Methocinnamox (M-CAM) is a selective μ-opioid receptor (MOR) antagonist with a Ki of 0.6 nM, known for its long-lasting receptor binding. Its extended activity results from non-covalent attachment to the MOR orthosteric site, which leads to prolonged receptor blockade requiring new receptor synthesis for function restoration. Additionally, Methocinnamox reversibly antagonizes κ-opioid receptors (KOR) (Ki = 4.9 nM) and δ-opioid receptors (DOR) (Ki = 2.2 nM) without exhibiting intrinsic agonistic activity. This compound can be utilized for reversing and preventing opioid overdose and use disorders.
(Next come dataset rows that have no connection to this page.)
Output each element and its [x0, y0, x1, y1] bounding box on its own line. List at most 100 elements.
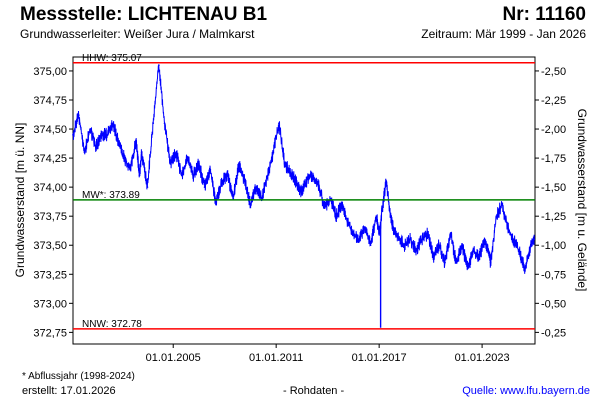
y-tick-label: 374,25 [33, 153, 67, 165]
series-point [518, 250, 521, 252]
y2-axis-label: Grundwasserstand [m u. Gelände] [575, 109, 589, 292]
series-point [455, 261, 458, 264]
x-tick-label: 01.01.2023 [455, 352, 510, 364]
series-point [358, 238, 360, 241]
y2-tick-label: -1,25 [541, 211, 566, 223]
series-point [444, 261, 446, 264]
series-point [461, 244, 463, 247]
series-point [323, 207, 326, 209]
series-point [363, 226, 366, 229]
series-point [112, 122, 114, 125]
series-point [138, 174, 141, 177]
y2-tick-label: -2,00 [541, 124, 566, 136]
y-tick-label: 374,00 [33, 182, 67, 194]
series-point [312, 174, 315, 177]
series-point [169, 162, 172, 165]
series-point [506, 226, 509, 229]
y-tick-label: 374,50 [33, 124, 67, 136]
station-number: Nr: 11160 [502, 4, 586, 25]
series-point [77, 114, 80, 116]
series-point [389, 215, 392, 218]
y2-tick-label: -1,50 [541, 182, 566, 194]
y-tick-label: 373,50 [33, 240, 67, 252]
series-point [466, 267, 469, 270]
series-point [192, 174, 195, 177]
series-point [478, 255, 481, 258]
series-point [369, 244, 372, 247]
series-point [415, 250, 418, 252]
series-point [495, 215, 498, 218]
y-tick-label: 374,75 [33, 95, 67, 107]
y2-tick-label: -2,25 [541, 95, 566, 107]
raw-data-note: - Rohdaten - [283, 385, 345, 397]
series-point [472, 250, 475, 252]
series-point [272, 151, 275, 154]
series-point [72, 133, 74, 136]
series-point [533, 238, 536, 241]
series-point [129, 168, 132, 171]
series-point [146, 186, 149, 189]
series-point [438, 244, 441, 247]
series-point [341, 203, 343, 206]
series-point [152, 122, 155, 125]
y-tick-label: 372,75 [33, 327, 67, 339]
series-point [255, 186, 258, 189]
series-point [524, 267, 526, 270]
series-point [409, 238, 412, 241]
series-point [501, 203, 503, 206]
series-point [238, 162, 240, 165]
x-tick-label: 01.01.2011 [249, 352, 303, 364]
series-point [157, 64, 160, 67]
series-point [449, 232, 452, 235]
y-tick-label: 373,75 [33, 211, 67, 223]
series-point [335, 215, 338, 218]
series-point [83, 151, 86, 154]
series-point [226, 174, 229, 177]
station-title: Messstelle: LICHTENAU B1 [20, 4, 268, 25]
series-point [140, 151, 143, 154]
x-tick-label: 01.01.2017 [352, 352, 407, 364]
series-point [266, 174, 269, 177]
series-point [186, 157, 189, 159]
series-point [203, 186, 206, 189]
reference-line-label: NNW: 372.78 [82, 319, 142, 330]
series-point [375, 215, 378, 218]
series-point [278, 122, 280, 125]
y2-tick-label: -1,75 [541, 153, 566, 165]
series-point [381, 209, 383, 212]
y-tick-label: 373,25 [33, 269, 67, 281]
series-point [426, 232, 429, 235]
series-point [197, 162, 200, 165]
series-point [289, 172, 292, 175]
series-point [398, 238, 400, 241]
y-tick-label: 373,00 [33, 298, 67, 310]
series-point [117, 142, 120, 144]
x-tick-label: 01.01.2005 [146, 352, 201, 364]
y-tick-label: 375,00 [33, 66, 67, 78]
y2-tick-label: -0,25 [541, 327, 566, 339]
source-link[interactable]: Quelle: www.lfu.bayern.de [462, 385, 590, 397]
series-point [385, 180, 388, 183]
series-point [220, 180, 223, 183]
series-point [95, 145, 97, 148]
series-point [243, 180, 246, 183]
footnote: * Abflussjahr (1998-2024) [22, 371, 135, 382]
series-point [123, 157, 126, 159]
y2-tick-label: -1,00 [541, 240, 566, 252]
y2-tick-label: -2,50 [541, 66, 566, 78]
series-point [175, 151, 177, 154]
reference-line-label: MW*: 373.89 [82, 190, 140, 201]
series-point [249, 203, 252, 206]
series-point [283, 162, 286, 165]
y2-tick-label: -0,50 [541, 298, 566, 310]
series-point [432, 255, 435, 258]
series-point [163, 122, 166, 125]
y2-tick-label: -0,75 [541, 269, 566, 281]
aquifer-label: Grundwasserleiter: Weißer Jura / Malmkar… [20, 27, 255, 41]
series-point [403, 244, 406, 247]
series-point [209, 168, 212, 171]
series-point [215, 203, 217, 206]
series-point [135, 139, 137, 142]
series-point [306, 176, 309, 179]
μ Opioid Receptor/MOR:0.6 nM (Ki)

Methocinnamox binds tightly to μ receptors in mouse brain tissue, exhibiting a very slow dissociation rate, while having no effect on the binding sites for δ and κ receptors. Additionally, Methocinnamox irreversibly blocks the ability of DAMGO, psychoactive compounds, and morphine to inhibit cAMP accumulation in HEK293 cells transfected with human μ opioid receptors.
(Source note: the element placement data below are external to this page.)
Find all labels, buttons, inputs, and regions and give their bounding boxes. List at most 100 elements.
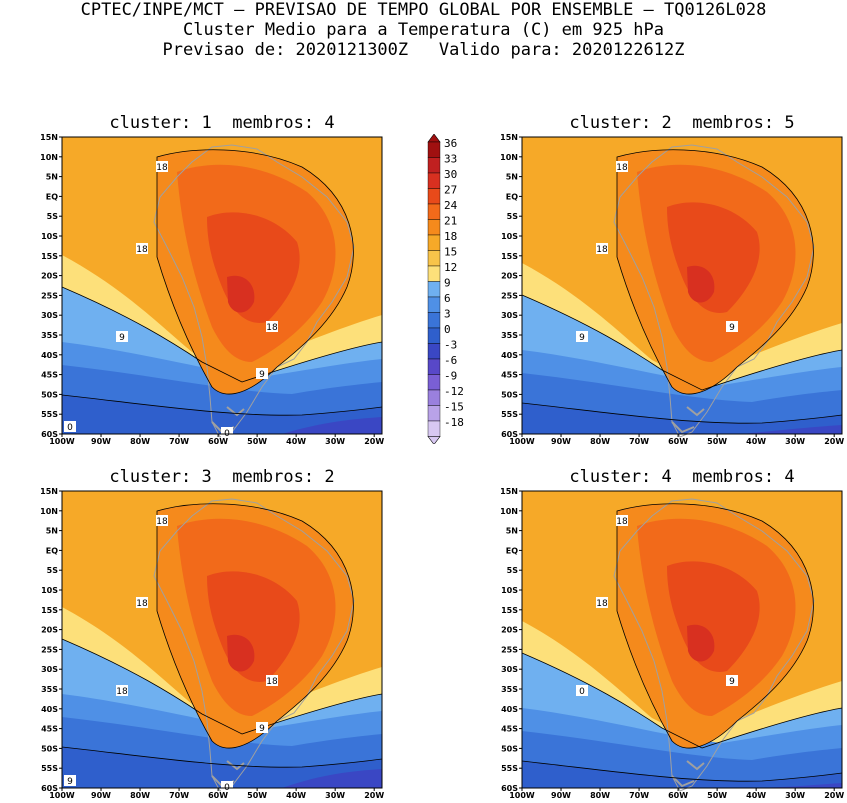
lon-label: 30W	[785, 791, 805, 800]
lat-label: 15N	[40, 133, 58, 142]
lon-label: 80W	[130, 437, 150, 446]
lat-label: 45S	[41, 371, 58, 380]
lon-label: 60W	[668, 791, 688, 800]
lon-label: 90W	[551, 437, 571, 446]
colorbar-label: 9	[444, 277, 451, 290]
colorbar-label: 15	[444, 246, 457, 259]
contour-label-bg	[136, 243, 148, 254]
contour-label-bg	[221, 781, 233, 792]
lat-label: 40S	[41, 705, 58, 714]
lat-label: 10S	[41, 232, 58, 241]
map-frame: 18 18 9 0 15N 10N 5N EQ 5S 10S 15S 20S 25S 30S 35S 40S 4…	[500, 487, 844, 800]
contour-label: 9	[259, 370, 265, 380]
band-minus3	[742, 783, 842, 788]
lat-label: 55S	[501, 764, 518, 773]
panel-title-3: cluster: 3 membros: 2	[109, 467, 335, 487]
colorbar-label: -6	[444, 354, 457, 367]
colorbar-swatch	[427, 157, 441, 174]
lat-label: 50S	[501, 390, 518, 399]
lat-label: 35S	[501, 685, 518, 694]
contour-9	[61, 638, 383, 735]
lon-label: 100W	[509, 791, 535, 800]
colorbar-label: 18	[444, 230, 457, 243]
lat-label: 15N	[500, 133, 518, 142]
lon-label: 40W	[746, 437, 766, 446]
colorbar-swatch	[427, 296, 441, 313]
lat-label: 10N	[40, 153, 58, 162]
map-frame: 181818990015N10N5NEQ5S10S15S20S25S30S35S…	[40, 133, 384, 446]
coastline	[153, 144, 355, 438]
lon-label: 70W	[629, 437, 649, 446]
colorbar-label: 27	[444, 184, 457, 197]
patagonia-islands	[671, 406, 705, 434]
contour-label-bg	[596, 597, 608, 608]
contour-label: 18	[266, 677, 278, 687]
lat-label: 15S	[41, 252, 58, 261]
map-frame: 18 18 9 9 15N 10N 5N EQ 5S 10S 15S 20S 25S 30S 35S 40S 4…	[500, 133, 844, 446]
colorbar-label: 0	[444, 323, 451, 336]
colorbar-swatch	[427, 203, 441, 220]
map-svg-3: 1818181899015N10N5NEQ5S10S15S20S25S30S35…	[40, 487, 384, 800]
lon-label: 30W	[325, 437, 345, 446]
lat-label: 55S	[41, 410, 58, 419]
lat-label: EQ	[46, 546, 58, 555]
band-30	[227, 275, 255, 313]
contour-label: 18	[266, 323, 278, 333]
lat-label: 10S	[501, 232, 518, 241]
contour-label-bg	[64, 421, 76, 432]
contour-label-bg	[576, 685, 588, 696]
lat-label: 45S	[501, 725, 518, 734]
lat-label: 35S	[501, 331, 518, 340]
band-30	[687, 624, 715, 662]
lat-label: EQ	[46, 192, 58, 201]
contour-18	[616, 503, 814, 749]
contour-label: 18	[156, 163, 168, 173]
lat-label: 60S	[41, 784, 58, 793]
contour-label-bg	[576, 331, 588, 342]
lon-label: 100W	[49, 791, 75, 800]
contour-label: 18	[156, 517, 168, 527]
map-border	[521, 490, 843, 789]
header-line-3: Previsao de: 2020121300Z Valido para: 20…	[162, 40, 685, 60]
contour-label: 18	[596, 599, 608, 609]
contour-18	[156, 503, 354, 749]
lon-label: 20W	[824, 437, 844, 446]
band-30	[687, 265, 715, 303]
lon-label: 100W	[49, 437, 75, 446]
colorbar: 36 33 30 27 24 21 18 15 12 9 6 3 0 -3 -6 -9 -12 -15 -18	[426, 133, 476, 448]
panel-title-2: cluster: 2 membros: 5	[569, 113, 795, 133]
lat-label: 25S	[501, 645, 518, 654]
lon-label: 30W	[785, 437, 805, 446]
lon-label: 90W	[91, 791, 111, 800]
colorbar-swatch	[427, 405, 441, 422]
lon-label: 40W	[286, 791, 306, 800]
lat-label: EQ	[506, 192, 518, 201]
lat-label: 30S	[501, 665, 518, 674]
lon-label: 60W	[668, 437, 688, 446]
coastline	[613, 144, 815, 438]
lat-label: 45S	[41, 725, 58, 734]
colorbar-swatch	[427, 265, 441, 282]
contour-0	[521, 760, 843, 782]
colorbar-swatch	[427, 234, 441, 251]
colorbar-swatch	[427, 281, 441, 298]
header-line-2: Cluster Medio para a Temperatura (C) em …	[182, 20, 665, 40]
colorbar-swatch	[427, 188, 441, 205]
contour-0	[61, 394, 383, 416]
colorbar-label: 12	[444, 261, 457, 274]
map-svg-4: 18 18 9 0 15N 10N 5N EQ 5S 10S 15S 20S 25S 30S 35S 40S 4…	[500, 487, 844, 800]
map-panel-2: 18 18 9 9 15N 10N 5N EQ 5S 10S 15S 20S 25S 30S 35S 40S 4…	[480, 133, 847, 453]
lat-label: 5S	[507, 566, 519, 575]
map-svg-2: 18 18 9 9 15N 10N 5N EQ 5S 10S 15S 20S 25S 30S 35S 40S 4…	[500, 133, 844, 446]
contour-label: 18	[616, 517, 628, 527]
patagonia-islands	[671, 760, 705, 788]
contour-label-bg	[116, 331, 128, 342]
map-border	[61, 490, 383, 789]
colorbar-swatch	[427, 374, 441, 391]
contour-label: 9	[259, 724, 265, 734]
panel-title-1: cluster: 1 membros: 4	[109, 113, 335, 133]
contour-label: 18	[596, 245, 608, 255]
colorbar-swatch	[427, 389, 441, 406]
lat-label: 40S	[501, 351, 518, 360]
A single subcutaneous dose of Methocinnamox (10 mg/kg) effectively counteracts various morphine-induced effects in rats, such as analgesia, respiratory depression, gastrointestinal inhibition, and temperature changes, with the antagonistic effects lasting over two weeks. Additionally, Methocinnamox (0.0001-10 mg/kg administered intravenously or 10 mg/kg both intravenously and subcutaneously, single dose) can reverse and protect against respiratory depression caused by psychoactive compounds in rats. In rhesus monkeys, Methocinnamox (0.32 mg/kg, subcutaneous, administered once or every 12 days for a total of 5 doses; 0.032 mg/kg, daily for 21 days) reduces opioid self-administration behavior.